PAD Parkir Batang Baru 26 Persen, Empat Kecamatan Belum Tergarap

23 hours ago 2

Batang, infojateng.id –   Upaya Dinas Perhubungan (Dishub) Kabupaten Batang untuk menggenjot Pendapatan Asli Daerah (PAD) dari sektor parkir masih menghadapi tantangan besar.

Hingga pertengahan tahun 2026, realisasi retribusi parkir tepi jalan umum baru mencapai 26,05 persen dari target tahunan sebesar Rp967 juta.

Kondisi tersebut menjadi perhatian serius karena capaian tersebut masih jauh dari target ideal triwulan kedua yang seharusnya sudah berada di angka sekitar 40 persen.

Kepala Bidang Lalu Lintas Dishub Batang, Landriyono, mengungkapkan bahwa rendahnya realisasi dipengaruhi belum optimalnya pemetaan potensi parkir di sejumlah wilayah.

Dari total 15 kecamatan di Kabupaten Batang, baru 11 kecamatan yang telah tergarap, sementara empat kecamatan lainnya belum memberikan kontribusi.
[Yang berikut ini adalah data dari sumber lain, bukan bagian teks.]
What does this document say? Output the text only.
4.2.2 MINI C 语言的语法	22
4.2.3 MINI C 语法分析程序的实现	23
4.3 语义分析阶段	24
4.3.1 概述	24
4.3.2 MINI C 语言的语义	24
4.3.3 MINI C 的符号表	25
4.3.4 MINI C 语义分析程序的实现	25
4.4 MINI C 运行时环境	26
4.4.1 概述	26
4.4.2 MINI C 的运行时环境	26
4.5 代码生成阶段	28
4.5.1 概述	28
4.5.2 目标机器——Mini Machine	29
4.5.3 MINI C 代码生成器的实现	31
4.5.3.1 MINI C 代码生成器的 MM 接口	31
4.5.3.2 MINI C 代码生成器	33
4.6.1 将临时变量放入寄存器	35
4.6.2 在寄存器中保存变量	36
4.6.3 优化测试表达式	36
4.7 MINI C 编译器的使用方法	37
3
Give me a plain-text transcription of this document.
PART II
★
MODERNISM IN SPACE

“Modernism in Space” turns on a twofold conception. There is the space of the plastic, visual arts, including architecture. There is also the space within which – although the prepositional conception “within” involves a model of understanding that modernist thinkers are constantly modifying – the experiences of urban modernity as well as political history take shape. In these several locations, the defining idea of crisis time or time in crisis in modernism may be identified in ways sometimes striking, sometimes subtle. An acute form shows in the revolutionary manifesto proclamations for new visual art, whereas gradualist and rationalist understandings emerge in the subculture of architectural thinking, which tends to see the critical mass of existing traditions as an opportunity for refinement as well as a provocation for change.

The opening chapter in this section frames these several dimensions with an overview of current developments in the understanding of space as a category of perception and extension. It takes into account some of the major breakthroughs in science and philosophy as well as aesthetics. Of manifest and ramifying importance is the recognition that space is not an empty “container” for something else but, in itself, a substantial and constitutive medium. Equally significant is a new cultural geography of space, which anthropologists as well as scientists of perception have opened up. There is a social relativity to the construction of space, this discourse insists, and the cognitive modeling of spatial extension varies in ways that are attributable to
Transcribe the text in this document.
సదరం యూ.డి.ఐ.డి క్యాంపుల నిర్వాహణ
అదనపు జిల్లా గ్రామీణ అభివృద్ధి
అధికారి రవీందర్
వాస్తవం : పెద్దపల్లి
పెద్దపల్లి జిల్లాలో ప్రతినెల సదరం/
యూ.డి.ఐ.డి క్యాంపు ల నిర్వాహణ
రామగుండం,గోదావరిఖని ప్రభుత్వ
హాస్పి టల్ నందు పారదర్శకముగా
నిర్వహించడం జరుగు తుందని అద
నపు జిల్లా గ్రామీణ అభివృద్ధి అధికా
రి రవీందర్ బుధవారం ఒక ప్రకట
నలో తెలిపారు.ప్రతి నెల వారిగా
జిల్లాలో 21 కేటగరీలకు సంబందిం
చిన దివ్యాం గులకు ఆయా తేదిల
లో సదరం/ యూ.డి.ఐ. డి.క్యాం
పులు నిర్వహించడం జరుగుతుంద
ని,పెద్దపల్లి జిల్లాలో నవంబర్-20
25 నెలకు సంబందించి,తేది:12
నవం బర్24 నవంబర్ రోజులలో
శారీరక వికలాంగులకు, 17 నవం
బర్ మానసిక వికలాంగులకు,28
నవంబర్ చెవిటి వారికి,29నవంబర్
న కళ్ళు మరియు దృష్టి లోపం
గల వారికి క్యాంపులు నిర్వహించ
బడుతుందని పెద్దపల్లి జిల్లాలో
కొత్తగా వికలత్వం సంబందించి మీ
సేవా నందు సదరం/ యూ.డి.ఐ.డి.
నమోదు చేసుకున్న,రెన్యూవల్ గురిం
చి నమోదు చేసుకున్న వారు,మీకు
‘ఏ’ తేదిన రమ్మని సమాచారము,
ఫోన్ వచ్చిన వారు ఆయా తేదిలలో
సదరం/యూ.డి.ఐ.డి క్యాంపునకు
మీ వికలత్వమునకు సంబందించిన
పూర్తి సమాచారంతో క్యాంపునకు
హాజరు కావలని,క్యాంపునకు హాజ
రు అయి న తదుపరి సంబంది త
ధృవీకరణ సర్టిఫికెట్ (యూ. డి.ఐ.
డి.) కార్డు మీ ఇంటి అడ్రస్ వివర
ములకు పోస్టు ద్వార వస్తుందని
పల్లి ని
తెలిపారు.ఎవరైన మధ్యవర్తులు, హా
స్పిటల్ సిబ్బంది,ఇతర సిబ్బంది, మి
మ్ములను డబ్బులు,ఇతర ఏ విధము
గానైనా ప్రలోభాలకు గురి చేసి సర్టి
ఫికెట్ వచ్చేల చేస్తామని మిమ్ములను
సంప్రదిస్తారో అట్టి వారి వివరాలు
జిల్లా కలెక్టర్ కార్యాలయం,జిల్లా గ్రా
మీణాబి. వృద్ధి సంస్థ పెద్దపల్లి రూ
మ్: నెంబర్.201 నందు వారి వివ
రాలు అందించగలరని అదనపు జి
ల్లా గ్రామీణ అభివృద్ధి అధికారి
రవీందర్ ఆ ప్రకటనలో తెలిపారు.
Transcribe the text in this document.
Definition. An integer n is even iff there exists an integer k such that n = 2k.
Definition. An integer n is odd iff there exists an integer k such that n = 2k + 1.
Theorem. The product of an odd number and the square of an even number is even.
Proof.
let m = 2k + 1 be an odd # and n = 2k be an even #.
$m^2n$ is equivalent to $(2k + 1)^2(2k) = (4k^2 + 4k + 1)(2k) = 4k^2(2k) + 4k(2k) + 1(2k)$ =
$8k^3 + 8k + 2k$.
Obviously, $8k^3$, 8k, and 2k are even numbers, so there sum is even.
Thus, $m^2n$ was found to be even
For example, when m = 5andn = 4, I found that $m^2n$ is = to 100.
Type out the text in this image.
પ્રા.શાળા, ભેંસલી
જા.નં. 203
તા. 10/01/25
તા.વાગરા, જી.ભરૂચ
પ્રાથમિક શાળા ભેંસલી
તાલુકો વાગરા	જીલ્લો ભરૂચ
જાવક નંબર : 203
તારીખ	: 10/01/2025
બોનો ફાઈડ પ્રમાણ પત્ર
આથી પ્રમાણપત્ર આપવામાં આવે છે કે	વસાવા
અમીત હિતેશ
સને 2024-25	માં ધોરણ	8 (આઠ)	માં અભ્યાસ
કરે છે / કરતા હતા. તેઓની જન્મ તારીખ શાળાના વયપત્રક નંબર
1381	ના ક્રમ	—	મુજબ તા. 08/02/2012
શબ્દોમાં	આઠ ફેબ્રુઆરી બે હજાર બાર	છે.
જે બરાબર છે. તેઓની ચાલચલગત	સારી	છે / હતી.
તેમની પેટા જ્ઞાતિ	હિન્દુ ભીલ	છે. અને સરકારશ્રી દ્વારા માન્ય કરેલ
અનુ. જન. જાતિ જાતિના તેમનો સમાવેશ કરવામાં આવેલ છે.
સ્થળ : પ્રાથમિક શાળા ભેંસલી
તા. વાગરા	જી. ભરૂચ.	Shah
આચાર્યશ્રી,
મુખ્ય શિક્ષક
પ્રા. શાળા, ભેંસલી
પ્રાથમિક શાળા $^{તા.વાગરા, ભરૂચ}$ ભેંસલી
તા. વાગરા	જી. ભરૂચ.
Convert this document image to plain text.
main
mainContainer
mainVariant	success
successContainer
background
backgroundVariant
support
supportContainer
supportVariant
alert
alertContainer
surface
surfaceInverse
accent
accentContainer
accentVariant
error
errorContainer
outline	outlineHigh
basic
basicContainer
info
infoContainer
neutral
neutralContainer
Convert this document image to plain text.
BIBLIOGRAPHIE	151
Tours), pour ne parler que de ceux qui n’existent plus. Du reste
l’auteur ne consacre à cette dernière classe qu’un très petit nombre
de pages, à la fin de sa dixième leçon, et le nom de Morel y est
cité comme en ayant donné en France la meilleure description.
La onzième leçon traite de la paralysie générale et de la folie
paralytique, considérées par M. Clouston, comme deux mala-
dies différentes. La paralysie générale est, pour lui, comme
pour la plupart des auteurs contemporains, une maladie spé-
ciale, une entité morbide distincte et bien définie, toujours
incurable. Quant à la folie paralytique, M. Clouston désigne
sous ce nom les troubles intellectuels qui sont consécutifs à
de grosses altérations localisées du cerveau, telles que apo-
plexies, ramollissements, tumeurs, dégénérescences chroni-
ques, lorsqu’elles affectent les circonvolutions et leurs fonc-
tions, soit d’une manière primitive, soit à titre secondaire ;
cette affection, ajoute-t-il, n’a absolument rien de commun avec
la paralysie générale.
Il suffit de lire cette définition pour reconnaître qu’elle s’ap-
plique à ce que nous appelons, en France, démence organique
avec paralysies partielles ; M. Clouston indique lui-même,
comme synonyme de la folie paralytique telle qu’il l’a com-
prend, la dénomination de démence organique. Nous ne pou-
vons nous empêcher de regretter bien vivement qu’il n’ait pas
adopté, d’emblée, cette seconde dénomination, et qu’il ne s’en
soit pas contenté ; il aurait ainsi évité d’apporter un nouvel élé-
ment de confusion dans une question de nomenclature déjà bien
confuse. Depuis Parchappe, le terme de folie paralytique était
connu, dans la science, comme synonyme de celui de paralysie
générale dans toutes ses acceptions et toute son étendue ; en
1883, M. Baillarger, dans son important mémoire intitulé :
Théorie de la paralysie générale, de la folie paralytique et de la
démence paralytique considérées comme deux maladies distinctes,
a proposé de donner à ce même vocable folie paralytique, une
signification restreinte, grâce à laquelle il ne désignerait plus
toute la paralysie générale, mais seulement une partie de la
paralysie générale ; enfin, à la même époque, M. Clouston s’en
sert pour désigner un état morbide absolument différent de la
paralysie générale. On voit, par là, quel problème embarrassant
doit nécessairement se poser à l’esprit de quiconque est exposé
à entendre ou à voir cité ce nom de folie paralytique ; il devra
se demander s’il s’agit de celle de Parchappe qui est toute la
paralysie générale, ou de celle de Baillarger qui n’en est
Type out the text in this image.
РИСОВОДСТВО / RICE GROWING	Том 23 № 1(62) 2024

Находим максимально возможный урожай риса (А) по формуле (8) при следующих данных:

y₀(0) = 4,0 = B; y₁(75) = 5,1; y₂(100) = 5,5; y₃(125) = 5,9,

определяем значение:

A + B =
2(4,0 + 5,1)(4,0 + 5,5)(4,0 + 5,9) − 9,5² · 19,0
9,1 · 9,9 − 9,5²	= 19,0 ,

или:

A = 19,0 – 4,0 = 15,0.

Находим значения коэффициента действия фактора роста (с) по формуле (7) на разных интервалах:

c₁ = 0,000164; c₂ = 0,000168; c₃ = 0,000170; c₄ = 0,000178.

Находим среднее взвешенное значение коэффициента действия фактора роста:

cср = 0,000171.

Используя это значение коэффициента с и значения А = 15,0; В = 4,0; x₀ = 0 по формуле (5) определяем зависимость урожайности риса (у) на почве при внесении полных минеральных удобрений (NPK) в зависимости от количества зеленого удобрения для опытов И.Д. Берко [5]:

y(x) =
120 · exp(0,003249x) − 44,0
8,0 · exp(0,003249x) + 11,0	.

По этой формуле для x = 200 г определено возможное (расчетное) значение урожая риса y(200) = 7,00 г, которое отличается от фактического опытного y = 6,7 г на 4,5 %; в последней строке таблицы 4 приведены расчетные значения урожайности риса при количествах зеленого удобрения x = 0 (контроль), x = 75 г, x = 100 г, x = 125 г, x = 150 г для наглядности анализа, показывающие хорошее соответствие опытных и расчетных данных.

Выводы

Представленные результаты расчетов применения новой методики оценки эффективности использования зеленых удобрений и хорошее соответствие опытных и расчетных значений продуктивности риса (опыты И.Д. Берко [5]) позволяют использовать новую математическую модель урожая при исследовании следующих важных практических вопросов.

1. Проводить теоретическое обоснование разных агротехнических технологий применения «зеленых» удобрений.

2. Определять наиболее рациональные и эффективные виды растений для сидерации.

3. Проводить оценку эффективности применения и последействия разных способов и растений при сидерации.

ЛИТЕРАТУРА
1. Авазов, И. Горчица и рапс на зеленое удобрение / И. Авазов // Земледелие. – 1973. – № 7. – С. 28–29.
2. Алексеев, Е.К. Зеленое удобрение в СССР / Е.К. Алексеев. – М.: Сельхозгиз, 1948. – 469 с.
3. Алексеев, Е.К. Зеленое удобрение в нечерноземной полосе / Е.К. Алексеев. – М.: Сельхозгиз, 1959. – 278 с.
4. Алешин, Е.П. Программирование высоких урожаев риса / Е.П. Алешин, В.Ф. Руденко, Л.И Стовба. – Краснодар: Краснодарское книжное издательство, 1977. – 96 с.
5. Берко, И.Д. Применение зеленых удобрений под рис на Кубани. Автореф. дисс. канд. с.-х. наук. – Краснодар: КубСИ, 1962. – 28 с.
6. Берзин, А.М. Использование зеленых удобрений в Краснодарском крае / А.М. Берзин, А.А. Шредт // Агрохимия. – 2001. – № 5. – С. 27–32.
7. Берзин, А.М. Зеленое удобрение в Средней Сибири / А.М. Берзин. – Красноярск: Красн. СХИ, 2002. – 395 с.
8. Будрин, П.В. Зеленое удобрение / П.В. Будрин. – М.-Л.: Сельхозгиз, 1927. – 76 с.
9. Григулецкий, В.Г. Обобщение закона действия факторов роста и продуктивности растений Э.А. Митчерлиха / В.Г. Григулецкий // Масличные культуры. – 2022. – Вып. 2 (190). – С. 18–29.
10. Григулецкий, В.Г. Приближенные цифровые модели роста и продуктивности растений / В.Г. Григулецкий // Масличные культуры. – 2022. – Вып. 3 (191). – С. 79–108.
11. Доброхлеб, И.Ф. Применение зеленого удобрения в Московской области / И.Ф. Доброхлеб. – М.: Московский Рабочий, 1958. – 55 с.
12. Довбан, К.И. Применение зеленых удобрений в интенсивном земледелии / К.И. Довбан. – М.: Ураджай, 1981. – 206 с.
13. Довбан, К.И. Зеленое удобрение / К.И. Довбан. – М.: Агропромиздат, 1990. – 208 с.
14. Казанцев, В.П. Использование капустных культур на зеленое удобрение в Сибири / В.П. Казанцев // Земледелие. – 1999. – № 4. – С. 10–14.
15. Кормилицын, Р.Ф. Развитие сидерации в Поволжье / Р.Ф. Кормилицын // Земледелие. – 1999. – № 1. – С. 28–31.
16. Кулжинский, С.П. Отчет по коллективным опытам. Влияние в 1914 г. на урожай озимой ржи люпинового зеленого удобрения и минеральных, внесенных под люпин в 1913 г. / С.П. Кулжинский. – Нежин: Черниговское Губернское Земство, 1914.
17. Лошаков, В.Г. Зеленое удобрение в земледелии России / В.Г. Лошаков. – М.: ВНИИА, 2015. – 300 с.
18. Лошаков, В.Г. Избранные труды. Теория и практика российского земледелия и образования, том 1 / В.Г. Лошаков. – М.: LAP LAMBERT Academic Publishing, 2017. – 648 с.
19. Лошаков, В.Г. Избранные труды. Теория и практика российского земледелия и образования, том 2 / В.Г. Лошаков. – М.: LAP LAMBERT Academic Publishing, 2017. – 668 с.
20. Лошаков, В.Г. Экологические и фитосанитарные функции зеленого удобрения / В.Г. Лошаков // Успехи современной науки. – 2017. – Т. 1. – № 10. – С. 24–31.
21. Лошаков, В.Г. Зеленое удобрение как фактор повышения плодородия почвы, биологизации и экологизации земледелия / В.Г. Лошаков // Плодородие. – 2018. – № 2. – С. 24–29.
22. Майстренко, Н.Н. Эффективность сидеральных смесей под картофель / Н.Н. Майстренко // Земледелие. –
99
“Yang belum bisa diambil potensinya ada empat kecamatan, yaitu Reban, Wonotunggal, Pecalungan, dan Kandeman. Di wilayah tersebut belum ada titik-titik parkir tepi jalan umum yang bisa dikelola,” ujar Landriyono di Kantor Dishub Batang, Senin (22/6/2026).

Menurut dia, di wilayah tersebut aktivitas jalan raya belum memenuhi kriteria sebagai titik parkir tepi jalan umum yang legal untuk dikelola. Kondisi ini membuat potensi retribusi belum dapat dioptimalkan.

Ia mencontohkan di Kecamatan Pecalungan, aktivitas kendaraan memang ada, namun terkonsentrasi di area pasar tradisional yang pengelolaannya berada di bawah instansi lain.

“Kalau Pecalungan itu belum ada parkir tepi jalan umum. Yang ada hanya di pasar tradisional, sedangkan pengelolaannya berada di Disperindagkop,” jelasnya.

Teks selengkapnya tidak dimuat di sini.